Pemilu selalu dinyatakan sebagai pesta demokrasi. Tentu dengan bayangan bahwa dengan pemilu maka terlaksanalah demokrasi. Demokrasi dalam pemilu merupakan interpertasi dari makna bahwa rakyatlah yang memegang tampuk kepemerintahan di dalam suatu negara. Rakyat memberikan suaranya dalam pemilu, berarti rakyat telah menetukan wakilnya untuk membawa semua aspirasi mereka kedalam Dewan Perwakilan Rakyat atau Majlis Permusyawaratan Rakyat. Suara rakyat diberikan kepada partai-partai yang mereka yakini sebagai wadah aspirasi pertama dalam pesta itu, dengan semua apa yang ada dihatinya mereka meletakkan harapan diatas keyakinan pada partai yang berjanji akan membawakan aspirasi untuk menitih kebahagian masa depan dibawah pemerintah.

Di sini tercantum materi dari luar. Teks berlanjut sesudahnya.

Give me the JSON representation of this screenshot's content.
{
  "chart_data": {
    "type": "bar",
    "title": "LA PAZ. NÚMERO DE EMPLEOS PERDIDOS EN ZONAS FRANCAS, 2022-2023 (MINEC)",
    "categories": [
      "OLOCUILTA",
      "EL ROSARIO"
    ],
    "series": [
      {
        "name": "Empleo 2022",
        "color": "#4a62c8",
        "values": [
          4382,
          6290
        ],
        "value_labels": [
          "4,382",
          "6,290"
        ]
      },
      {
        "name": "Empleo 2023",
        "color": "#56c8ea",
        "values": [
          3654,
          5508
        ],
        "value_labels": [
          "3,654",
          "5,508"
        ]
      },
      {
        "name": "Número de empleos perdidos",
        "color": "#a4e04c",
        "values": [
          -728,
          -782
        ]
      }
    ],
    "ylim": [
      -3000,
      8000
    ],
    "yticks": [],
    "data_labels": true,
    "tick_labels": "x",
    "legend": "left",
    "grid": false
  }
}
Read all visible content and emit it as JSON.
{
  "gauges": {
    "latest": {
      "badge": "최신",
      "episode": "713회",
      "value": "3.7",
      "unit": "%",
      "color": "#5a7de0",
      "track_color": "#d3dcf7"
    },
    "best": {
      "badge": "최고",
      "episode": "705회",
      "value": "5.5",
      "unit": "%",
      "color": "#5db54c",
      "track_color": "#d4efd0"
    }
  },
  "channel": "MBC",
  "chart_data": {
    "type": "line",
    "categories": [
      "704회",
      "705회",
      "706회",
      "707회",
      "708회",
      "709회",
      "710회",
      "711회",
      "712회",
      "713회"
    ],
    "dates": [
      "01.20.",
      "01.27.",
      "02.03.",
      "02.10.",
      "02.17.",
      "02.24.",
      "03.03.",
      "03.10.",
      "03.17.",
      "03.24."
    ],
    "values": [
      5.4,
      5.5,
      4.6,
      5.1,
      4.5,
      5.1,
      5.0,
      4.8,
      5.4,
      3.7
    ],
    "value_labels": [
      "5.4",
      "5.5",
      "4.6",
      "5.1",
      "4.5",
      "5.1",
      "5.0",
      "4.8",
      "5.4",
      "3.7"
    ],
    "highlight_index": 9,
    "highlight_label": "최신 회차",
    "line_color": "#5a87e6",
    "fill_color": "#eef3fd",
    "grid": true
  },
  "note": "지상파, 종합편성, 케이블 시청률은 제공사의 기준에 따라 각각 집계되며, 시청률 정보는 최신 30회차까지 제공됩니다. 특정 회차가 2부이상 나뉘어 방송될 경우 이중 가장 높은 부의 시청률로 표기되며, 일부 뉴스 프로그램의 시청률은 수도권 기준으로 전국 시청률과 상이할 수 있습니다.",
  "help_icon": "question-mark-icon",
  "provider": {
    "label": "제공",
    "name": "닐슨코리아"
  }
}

Rakyat adalah rakyat, dengan semua makna yang ada padanya, termasuk kwalitas dan kuantitasnya, juga termasuk dengan tingkatan ekonomi dan pendidikannya. Sehingga tidak mungkin keluar dari skema piramida atas semuanya, yaitu bertambah kwalitas (unsur rakyat) maka bertambah sedikit jumlahnya. Jadi rakyat kebanyakan adalah mereka yang memiliki kwantitas terbanyak tapi kwalitas rendah dalam berbagai aspek kehidupan. Dengan ini dapat pula dibayangkan bahwa pesta demokrasi akan membawa makna yang tidak hanya satu, kalau pesta demokrasi itu penekanannya pada rakyat. Untuk itu demokrasi perlu diperjelas maknanya, sehingga akan menunjukkan sejauh mana kwalitas demokrasi yang dimaksudkan. Kalau saja demokrasi itu hanya sebatas makna harfiah saja, yaitu kata yang dipetik dari demos (rakyat) dan kratos (aturan/kekuatan) yang menunjukkan pemerintahan rakyat atau pemerintahan popular, maka makna kwalitas difinitif demokrasi tidak akan tercapai.
Hingga kini, kwalitas demokrasi secara difinitif tidak ada, karena tidak adanya satu difinisi yang tepat untuk mengartikan demokrasi, sehingga tidak jarang demokrasi hanya satu istilah yang digunakan ketika diperlukannya mayoritas untuk keperluan minoritas. Tidak jarang pemerintah yang dikuasai oleh minoritas menggunakan slogan demokrasi untuk menarik dukungan rakyat atau lebih tepat dikatakan bahwa pemerintah hendak menguasai rakyatnya dengan menggunakan slogan demokrasi. Juga partai yang ada, tidak jarang mereka mengeksploitasi suara rakyat dengan semboyan demokrasi. Tarikan slogan indah demokrasi yang digunakan dalam pemilu hanya sekedar satu cara partai untuk eksploitasi suara rakyat sebanyak mungkin untuk dapat mengirimkan wakilnya kejenjang lebih tinggi dalam pemerintahan.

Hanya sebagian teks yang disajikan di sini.